I need help finding the length of the curve represented by the following relation: $$x = 5\,cos^3\theta; y = 5\,sin^3 \theta$$
Here is what I've tried: $$s = \int_0^{2\pi} \sqrt{(\frac{d\theta}{d\theta})^2 + (\frac{d\theta}{d\theta})^2}\,d\theta$$ $$\frac{d\theta}{d\theta} = -15\,sin\theta\,cos^2\,\theta$$ $$\frac{dy}{d\theta} = 15\,sin^2\theta\,cos\,\theta$$
Plugging in,
$$s = \int_0^{2\pi} \sqrt{(-15\,sin\theta\,cos^2\,\theta)^2 + (15\,sin^2\theta\,cos\,\theta)^2}\,d\theta$$ $$s = \int_0^{2\pi} \sqrt{225\,sin^2\,\theta\,cos^4\,\theta + 225\,sin^4\,\theta\,cos^2\,\theta}\,d\theta$$ $$s = \int_0^{2\pi} \sqrt{225\,sin^2\,\theta\,cos^2\,\theta\,(cos^2\,\theta + sin^2\,\theta)}\,d\theta$$ $$s = \int_0^{2\pi} \sqrt{225\,sin^2\,\theta\,cos^2\,\theta}\,d\theta$$ $$s = \int_0^{2\pi} 15\,sin\,\theta\,cos\,\theta\,d\theta$$ $$s = 15\,\int_0^{2\pi} \,sin\,\theta\,cos\,\theta\,d\theta$$
And there I am stumped... The textbook says that the answer should be 30, and my graphing application corroborates that number.
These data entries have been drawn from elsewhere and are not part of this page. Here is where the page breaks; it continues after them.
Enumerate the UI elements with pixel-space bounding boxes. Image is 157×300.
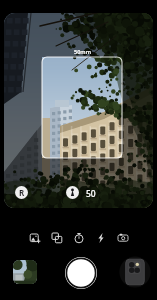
button[interactable]: Camera mode — [115, 230, 131, 246]
staticText: R — [19, 187, 25, 198]
button[interactable]: Shutter — [65, 257, 97, 289]
button[interactable]: Exposure — [66, 186, 79, 199]
button[interactable]: Switch camera — [120, 256, 150, 288]
button[interactable]: Gallery — [13, 260, 37, 284]
button[interactable]: Timer — [71, 230, 87, 246]
button[interactable]: RAW — [15, 186, 28, 199]
staticText: 50 — [86, 188, 96, 200]
button[interactable]: Multi exposure — [49, 230, 65, 246]
button[interactable]: Flash — [93, 230, 109, 246]
staticText: 50mm — [74, 48, 91, 55]
button[interactable]: Photo styles — [27, 230, 43, 246]
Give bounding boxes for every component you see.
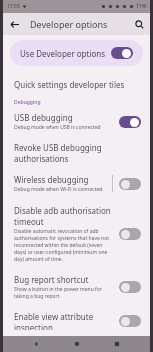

I know I can't get to 30 from here. What am I doing wrong?
Have a look to the graph of the function $$\sqrt{225\,\sin^2(\theta)\,\cos^2(\theta)}$$ over the range $0 \leq \theta\leq 2\pi$. It is composed of four arches. Then, do what kobe suggested.